Arif Habib Ltd said the volume for mainboard stocks dropped while third-tier companies continued their dominance on the trading counter.
A lack of positive triggers on the market kept investors away from participation, said JS Global. According to analyst Ahsan Mehanti, dismal data on exports, down 16.6 per cent year-on-year, along with a drop in the cotton output by 37.23pc and a slump in petroleum sales by 11pc played a key role in in the bearish close.
As a result, the KSE-100 index settled at 40,539.30 points, down 91.34 points or 0.22pc from the preceding session.
The overall trading volume decreased 28.9pc to 142.9 million shares. The traded value went down 12.9pc to $19.1m on a day-on-day basis.

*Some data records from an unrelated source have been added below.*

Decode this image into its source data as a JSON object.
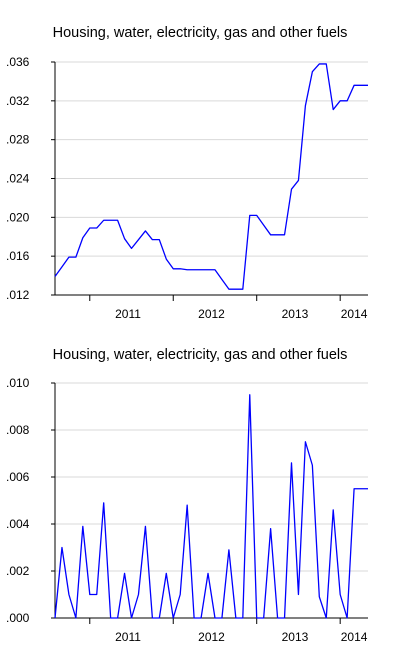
{
  "chart_data": [
    {
      "type": "line",
      "title": "Housing, water, electricity, gas and other fuels",
      "xlabel": "",
      "ylabel": "",
      "x_range": [
        "2010-08",
        "2014-05"
      ],
      "x_ticks": [
        "2011",
        "2012",
        "2013",
        "2014"
      ],
      "ylim": [
        0.012,
        0.036
      ],
      "y_ticks": [
        ".012",
        ".016",
        ".020",
        ".024",
        ".028",
        ".032",
        ".036"
      ],
      "grid": "horizontal",
      "line_color": "#0000ff",
      "series": [
        {
          "x": [
            "2010-08",
            "2010-09",
            "2010-10",
            "2010-11",
            "2010-12",
            "2011-01",
            "2011-02",
            "2011-03",
            "2011-04",
            "2011-05",
            "2011-06",
            "2011-07",
            "2011-08",
            "2011-09",
            "2011-10",
            "2011-11",
            "2011-12",
            "2012-01",
            "2012-02",
            "2012-03",
            "2012-04",
            "2012-05",
            "2012-06",
            "2012-07",
            "2012-08",
            "2012-09",
            "2012-10",
            "2012-11",
            "2012-12",
            "2013-01",
            "2013-02",
            "2013-03",
            "2013-04",
            "2013-05",
            "2013-06",
            "2013-07",
            "2013-08",
            "2013-09",
            "2013-10",
            "2013-11",
            "2013-12",
            "2014-01",
            "2014-02",
            "2014-03",
            "2014-04",
            "2014-05"
          ],
          "values": [
            0.0139,
            0.0149,
            0.0159,
            0.0159,
            0.0179,
            0.0189,
            0.0189,
            0.0197,
            0.0197,
            0.0197,
            0.0178,
            0.0168,
            0.0177,
            0.0186,
            0.0177,
            0.0177,
            0.0157,
            0.0147,
            0.0147,
            0.0146,
            0.0146,
            0.0146,
            0.0146,
            0.0146,
            0.0136,
            0.0126,
            0.0126,
            0.0126,
            0.0202,
            0.0202,
            0.0192,
            0.0182,
            0.0182,
            0.0182,
            0.0229,
            0.0238,
            0.0315,
            0.035,
            0.0358,
            0.0358,
            0.0311,
            0.032,
            0.032,
            0.0336,
            0.0336,
            0.0336
          ]
        }
      ]
    },
    {
      "type": "line",
      "title": "Housing, water, electricity, gas and other fuels",
      "xlabel": "",
      "ylabel": "",
      "x_range": [
        "2010-08",
        "2014-05"
      ],
      "x_ticks": [
        "2011",
        "2012",
        "2013",
        "2014"
      ],
      "ylim": [
        0.0,
        0.01
      ],
      "y_ticks": [
        ".000",
        ".002",
        ".004",
        ".006",
        ".008",
        ".010"
      ],
      "grid": "horizontal",
      "line_color": "#0000ff",
      "series": [
        {
          "x": [
            "2010-08",
            "2010-09",
            "2010-10",
            "2010-11",
            "2010-12",
            "2011-01",
            "2011-02",
            "2011-03",
            "2011-04",
            "2011-05",
            "2011-06",
            "2011-07",
            "2011-08",
            "2011-09",
            "2011-10",
            "2011-11",
            "2011-12",
            "2012-01",
            "2012-02",
            "2012-03",
            "2012-04",
            "2012-05",
            "2012-06",
            "2012-07",
            "2012-08",
            "2012-09",
            "2012-10",
            "2012-11",
            "2012-12",
            "2013-01",
            "2013-02",
            "2013-03",
            "2013-04",
            "2013-05",
            "2013-06",
            "2013-07",
            "2013-08",
            "2013-09",
            "2013-10",
            "2013-11",
            "2013-12",
            "2014-01",
            "2014-02",
            "2014-03",
            "2014-04",
            "2014-05"
          ],
          "values": [
            0.0,
            0.003,
            0.001,
            0.0,
            0.0039,
            0.001,
            0.001,
            0.0049,
            0.0,
            0.0,
            0.0019,
            0.0,
            0.001,
            0.0039,
            0.0,
            0.0,
            0.0019,
            0.0,
            0.001,
            0.0048,
            0.0,
            0.0,
            0.0019,
            0.0,
            0.0,
            0.0029,
            0.0,
            0.0,
            0.0095,
            0.0,
            0.0,
            0.0038,
            0.0,
            0.0,
            0.0066,
            0.001,
            0.0075,
            0.0065,
            0.0009,
            0.0,
            0.0046,
            0.001,
            0.0,
            0.0055,
            0.0055,
            0.0055
          ]
        }
      ]
    }
  ]
}
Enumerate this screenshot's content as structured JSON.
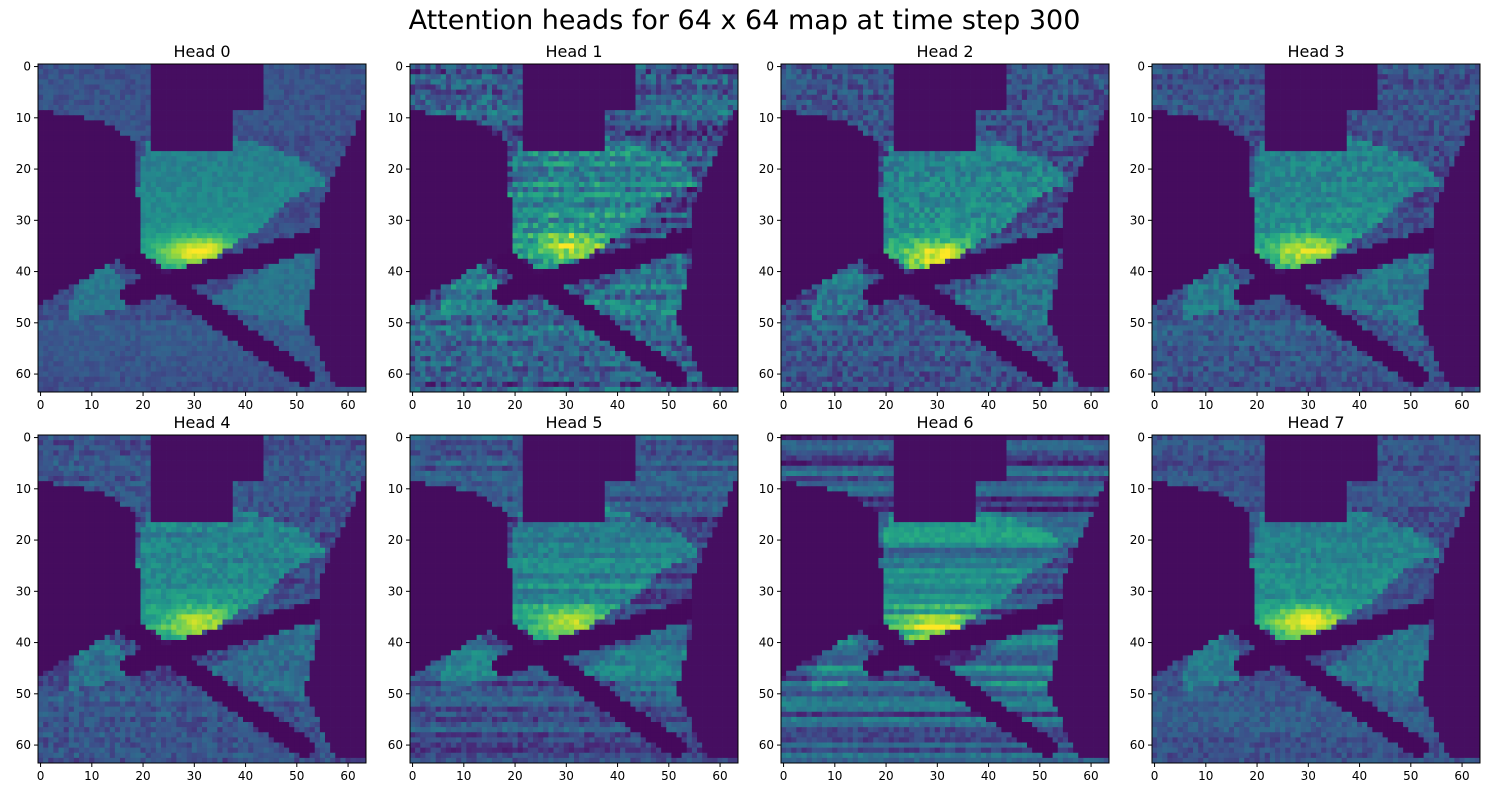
{
  "chart_data": {
    "type": "heatmap",
    "title": "Attention heads for 64 x 64 map at time step 300",
    "colormap": "viridis",
    "grid": false,
    "xlim": [
      -0.5,
      63.5
    ],
    "ylim": [
      63.5,
      -0.5
    ],
    "x_ticks": [
      "0",
      "10",
      "20",
      "30",
      "40",
      "50",
      "60"
    ],
    "y_ticks": [
      "0",
      "10",
      "20",
      "30",
      "40",
      "50",
      "60"
    ],
    "panels": [
      {
        "title": "Head 0",
        "hotspot": [
          31,
          36
        ],
        "peak": 1.0,
        "noise": 0.1,
        "streaks": 0.0
      },
      {
        "title": "Head 1",
        "hotspot": [
          31,
          35
        ],
        "peak": 0.8,
        "noise": 0.28,
        "streaks": 0.25
      },
      {
        "title": "Head 2",
        "hotspot": [
          30,
          37
        ],
        "peak": 0.95,
        "noise": 0.22,
        "streaks": 0.05
      },
      {
        "title": "Head 3",
        "hotspot": [
          30,
          36
        ],
        "peak": 0.85,
        "noise": 0.18,
        "streaks": 0.05
      },
      {
        "title": "Head 4",
        "hotspot": [
          31,
          36
        ],
        "peak": 0.82,
        "noise": 0.16,
        "streaks": 0.08
      },
      {
        "title": "Head 5",
        "hotspot": [
          31,
          36
        ],
        "peak": 0.85,
        "noise": 0.15,
        "streaks": 0.18
      },
      {
        "title": "Head 6",
        "hotspot": [
          30,
          37
        ],
        "peak": 0.85,
        "noise": 0.12,
        "streaks": 0.35
      },
      {
        "title": "Head 7",
        "hotspot": [
          30,
          36
        ],
        "peak": 1.0,
        "noise": 0.14,
        "streaks": 0.05
      }
    ]
  }
}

Stocks contributing significantly to the traded volume included Dewan Farooque Motors Ltd (10.8m shares), Sui Southern Gas Company Ltd (10.7m shares), Al-Shaheer Corporation Ltd (9.3m shares), Sui Northern Pipelines Ltd (8.9m shares) and WorldCall Telecom Ltd (7.2m shares).
Sectors contributing the most to the index performance were exploration and production (-49.4 points), commercial banking (-36.5 points), power generation and distribution (-17.7 points), engineering (-8.6 points) and oil marketing (-7.0 points).
Companies registering the biggest increases in their share prices in absolute terms were Rafhan Maize Products Company Ltd (Rs499), Premium Textile Mills Ltd (Rs34.97), Reliance Cotton and Spinning Mills Ltd (Rs26.09), Al-Abbas Sugar Mills Ltd (Rs24.25) and Pakistan Engineering Company Ltd (Rs21.56).
Companies that recorded the biggest declines in their share prices in absolute terms were Nestle Pakistan Ltd (Rs100), JDW Sugar Mills Ltd (Rs14.66), the Thal Industries Corporation Ltd (Rs14.35), Suraj Cotton Mills Ltd (Rs11.62) and Pak Suzuki Motor Company Ltd (Rs10.62).
Foreign investors were net buyers as they purchased shares worth $0.12m.